While there have been reports of “heckling” of war veterans by tabloid-style news sources like the New York Post and Fox News, these sources have not been critical of the harassment that anti-ROTC coalition members are subjected to. This harassment has ranged from childish acts like throwing snowballs at the anti-ROTC table on College Walk to filming outreach efforts without consent and approaching coalition members in an aggressive, intimidating manner.

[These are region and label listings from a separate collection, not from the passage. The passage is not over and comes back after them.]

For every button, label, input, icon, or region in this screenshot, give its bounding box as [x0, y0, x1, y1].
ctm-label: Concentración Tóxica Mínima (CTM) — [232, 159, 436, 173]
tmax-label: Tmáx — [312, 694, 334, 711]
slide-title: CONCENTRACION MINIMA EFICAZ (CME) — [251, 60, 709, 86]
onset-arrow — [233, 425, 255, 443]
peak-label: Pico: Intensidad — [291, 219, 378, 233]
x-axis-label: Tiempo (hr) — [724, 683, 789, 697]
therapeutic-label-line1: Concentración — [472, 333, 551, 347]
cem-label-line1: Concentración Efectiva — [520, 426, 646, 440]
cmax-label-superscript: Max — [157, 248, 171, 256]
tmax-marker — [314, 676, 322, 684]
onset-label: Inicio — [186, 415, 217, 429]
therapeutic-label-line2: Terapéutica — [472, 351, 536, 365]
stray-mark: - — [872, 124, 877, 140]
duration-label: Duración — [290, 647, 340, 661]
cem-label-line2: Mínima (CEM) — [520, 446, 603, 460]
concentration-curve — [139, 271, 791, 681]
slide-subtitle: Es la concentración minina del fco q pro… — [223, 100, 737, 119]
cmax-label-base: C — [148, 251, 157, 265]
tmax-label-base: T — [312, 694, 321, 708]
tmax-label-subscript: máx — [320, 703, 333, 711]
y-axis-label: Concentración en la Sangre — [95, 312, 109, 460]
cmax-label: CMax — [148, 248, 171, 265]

In 1969, the University Council passed a resolution preventing military training courses from being counted for academic credit, disallowing military instructors from holding academic rank, and prohibiting ROTC from using Columbia’s facilities for military training. The current state of affairs is shockingly similar to that of 1968/69: the US is engaged in multiple unpopular, economically draining wars of occupation. Therefore, the recent repeal of DADT does nothing to address the reasons for the University Council’s initial rejection of ROTC; hence, its repeal does not provide grounds for reinstating ROTC.

The Coalition to Oppose ROTC believes that upholding the distinction between military training and academic coursework established by the University Council is vital. While the Senate Task Force on ROTC has failed to address these concerns, we believe they are essential in ensuring a truly democratic process.